As others have said, the 2.6 kernel scheduler is completely different and much simpler. The kernel is also partly interruptible.

But generally speaking it is the same: after the interrupt service routine(s) complete, control will return (however briefly) to the scheduler, which will then have the decision of whether to resume the previous task or to pre-empt it.

Most processes, that are now running and therefore are runnable, do not cease to be runnable as a result of an interrupt... but the scheduler may decide that they should no longer be running! If the interrupt just-received signaled the completion of a disk I/O operation that was requested by a higher priority process, the scheduler might well choose to switch control to that process. Or, it may not. "It depends." If pre-emption occurs, the current process will be placed back onto the run-queue since it is still runnable.

In the case of SMP, things can get very funky. CPU #1 might take the interrupt and schedule the high-priority task, but it may so-happen that the task currently has affinity to CPU #2, so the hipri task starts running on CPU #2 while CPU #1 resumes doing what it was doing. Meanwhile CPU #146...

yea it all has to do with what is giong on
really this is a very hard thing because for different types of implementations you might want very different behaviour.
for desktop you really need to handle those interupts imediately mouse movement/clicks keyboard typing cd burning or video recording and stuff desktop users really expect this stuff to happen instantly or sooner not wait a minute i'm doing something else now.
the new priority arrays are very complex but new woken up threads get a little bonus in the decision
and drivers have to set interupt flags i think so the kernel just ignores funky somethings wrong with my hardware interupts

From the explanation from the mails, it can be inferred that the scheduler will be invoked after executing an ISR. So, the process which is interrupted may or may not run immediately after ISR.

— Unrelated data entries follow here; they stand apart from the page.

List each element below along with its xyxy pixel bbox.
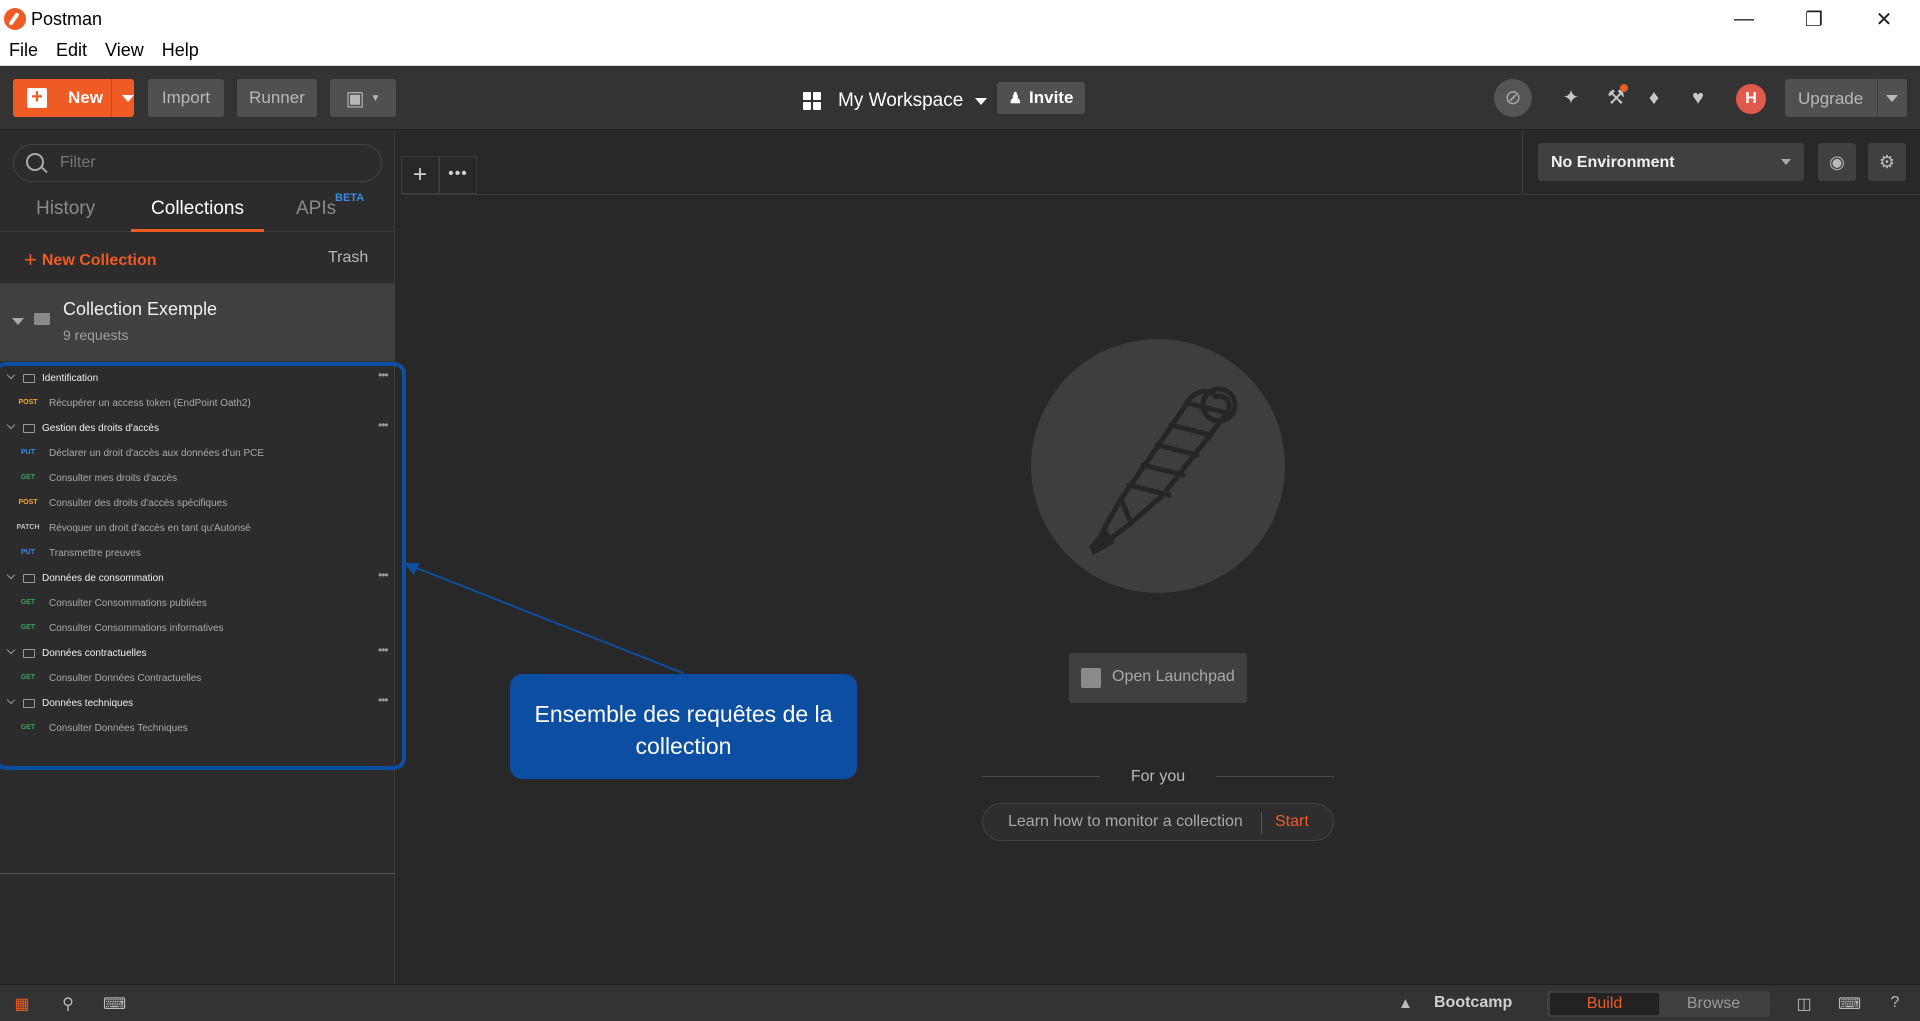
- two-pane-icon[interactable]: ◫: [1793, 994, 1815, 1014]
- find-icon[interactable]: ⚲: [57, 994, 79, 1014]
- for-you-heading: For you: [1130, 768, 1186, 785]
- sidebar-toggle-icon[interactable]: ▦: [11, 994, 33, 1014]
- bootcamp-link[interactable]: Bootcamp: [1434, 994, 1512, 1012]
- new-collection-label: New Collection: [41, 252, 157, 269]
- heart-icon[interactable]: ♥: [1684, 84, 1712, 112]
- plus-icon: +: [24, 247, 37, 272]
- tab-collections[interactable]: Collections: [131, 194, 264, 232]
- trash-link[interactable]: Trash: [328, 249, 368, 267]
- plus-icon: +: [27, 87, 47, 108]
- title-bar: Postman — ❐ ✕: [0, 0, 1920, 38]
- upgrade-button[interactable]: Upgrade: [1785, 79, 1907, 117]
- new-button-label: New: [68, 88, 103, 107]
- new-button[interactable]: + New: [13, 79, 134, 117]
- satellite-icon[interactable]: ✦: [1557, 84, 1585, 112]
- divider: [0, 873, 395, 874]
- new-window-icon: ▣: [345, 87, 365, 110]
- filter-input[interactable]: [60, 151, 360, 175]
- bell-icon[interactable]: ♦: [1640, 84, 1668, 112]
- graduation-cap-icon: ▲: [1398, 995, 1413, 1012]
- new-window-button[interactable]: ▣ ▼: [330, 79, 396, 117]
- menu-help[interactable]: Help: [153, 38, 208, 65]
- browse-mode-button[interactable]: Browse: [1658, 991, 1769, 1017]
- import-button[interactable]: Import: [148, 79, 224, 117]
- sync-off-icon[interactable]: ⊘: [1494, 79, 1532, 117]
- tab-apis[interactable]: APIs: [296, 194, 336, 232]
- collection-count: 9 requests: [63, 327, 129, 343]
- open-launchpad-button[interactable]: Open Launchpad: [1069, 653, 1247, 703]
- restore-icon[interactable]: ❐: [1779, 0, 1849, 38]
- annotation-arrow: [404, 563, 684, 674]
- search-icon: [26, 153, 44, 171]
- eye-icon[interactable]: ◉: [1818, 143, 1856, 181]
- start-link[interactable]: Start: [1275, 813, 1309, 831]
- chevron-down-icon[interactable]: [1886, 95, 1898, 102]
- divider: [982, 776, 1100, 777]
- gear-icon[interactable]: ⚙: [1868, 143, 1906, 181]
- menu-view[interactable]: View: [96, 38, 153, 65]
- menu-file[interactable]: File: [0, 38, 47, 65]
- minimize-icon[interactable]: —: [1709, 0, 1779, 38]
- postman-logo-icon: [4, 8, 26, 30]
- open-launchpad-label: Open Launchpad: [1112, 668, 1235, 685]
- header-toolbar: + New Import Runner ▣ ▼ My Workspace ♟ I…: [0, 66, 1920, 130]
- filter-box[interactable]: [13, 144, 382, 182]
- annotation-callout: Ensemble des requêtes de la collection: [510, 674, 857, 779]
- environment-label: No Environment: [1551, 154, 1675, 171]
- menu-edit[interactable]: Edit: [47, 38, 96, 65]
- upgrade-label: Upgrade: [1798, 89, 1864, 108]
- collection-item[interactable]: Collection Exemple 9 requests: [0, 283, 395, 361]
- environment-select[interactable]: No Environment: [1538, 143, 1804, 181]
- sidebar-tabs: History Collections APIs BETA: [0, 192, 395, 232]
- mode-toggle: Build Browse: [1547, 991, 1770, 1017]
- status-bar: ▦ ⚲ ⌨ ▲ Bootcamp Build Browse ◫ ⌨ ?: [0, 984, 1920, 1021]
- chevron-down-icon: [975, 97, 988, 105]
- help-icon[interactable]: ?: [1884, 994, 1906, 1014]
- workspace-label: My Workspace: [838, 90, 964, 111]
- new-tab-button[interactable]: +: [401, 156, 439, 194]
- chevron-down-icon: [1781, 159, 1791, 165]
- collection-name: Collection Exemple: [63, 299, 218, 319]
- tab-options-button[interactable]: •••: [439, 156, 477, 194]
- rocket-illustration-icon: [1089, 386, 1238, 555]
- tab-history[interactable]: History: [36, 194, 95, 232]
- keyboard-icon[interactable]: ⌨: [1838, 994, 1861, 1014]
- window-title: Postman: [31, 9, 103, 29]
- collapse-icon[interactable]: [12, 318, 24, 325]
- workspace-grid-icon: [803, 92, 821, 110]
- folder-icon: [34, 313, 50, 325]
- request-tab-bar: [401, 131, 1521, 195]
- new-dropdown-icon[interactable]: [122, 95, 134, 102]
- divider: [1216, 776, 1334, 777]
- open-external-icon: [1081, 668, 1101, 688]
- notification-dot: [1620, 84, 1628, 92]
- invite-button[interactable]: ♟ Invite: [997, 82, 1085, 114]
- close-icon[interactable]: ✕: [1849, 0, 1919, 38]
- invite-label: Invite: [1029, 88, 1074, 107]
- add-user-icon: ♟: [1008, 90, 1023, 107]
- annotation-highlight: [0, 362, 406, 770]
- tip-card: Learn how to monitor a collection Start: [982, 803, 1334, 841]
- runner-button[interactable]: Runner: [237, 79, 317, 117]
- console-icon[interactable]: ⌨: [103, 994, 126, 1014]
- menu-bar: File Edit View Help: [0, 38, 1920, 66]
- annotation-arrow-line: [413, 566, 684, 674]
- tip-text: Learn how to monitor a collection: [1008, 813, 1243, 830]
- chevron-down-icon: ▼: [370, 92, 381, 104]
- avatar[interactable]: H: [1736, 84, 1766, 114]
- workspace-switcher[interactable]: My Workspace: [803, 86, 988, 116]
- build-mode-button[interactable]: Build: [1549, 992, 1660, 1016]
- new-collection-button[interactable]: + New Collection: [24, 247, 157, 273]
- beta-badge: BETA: [335, 192, 365, 204]
- postman-astronaut-logo: [1031, 339, 1285, 593]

But in case of 2.4, interrupts use the same stack of the process, i.e as interrupts do not have a separate stack of their own, they use the stack of the process that got interrupted. So when the ISR is completed, the control should return back to the process that got interrupted as the same stack is being used by the interrupt.
As per my understanding, when an interrupt occurs, the registers which need to be saved and program counter of the kernel process that is interrupted are pushed on to the stack and the interrupt service routine is executed. So after the exection of ISR, the values pushed on to the stack need to be popped off into the Program counter and registers. After popping off, the Program counter contains the address of the instruction in Kernel process's code. Which means that kernel process will be run.

Please let me know if my understanding is wrong.

If this is not the scenario and scheduler is invoked, how the entire process is handled.

In case of 2.6, interrupts have a separate stack per processor and interrupts do not use the same stack as the kernel process that got interrupted. So when an interrupt has occurred, the registers and Program counter of the current kernel process are pushed on to the process's stack and the ISR is run which uses it's own stack. When the ISR execution is completed, scheduler can select a new process to be run based on the priority and the state of the process as kernel preemption is enabled.

Have a look at e.g. arch/i386/kernel/irq.c & i8259.c. When an interrupt occurs, control is not transferred directly to the registered interrupt-handling routine nor directly back. Instead, look at handle_irq_event().

The kernel has to consider, not only the fact that there are different interrupts and different types of interrupts, but there may be multiple CPUs and etc. It's really quite complicated in its details ...

As described in e.g. DocBook/kernel-hacking.tmpl (for 2.4): Then: "Use the source, Luke!"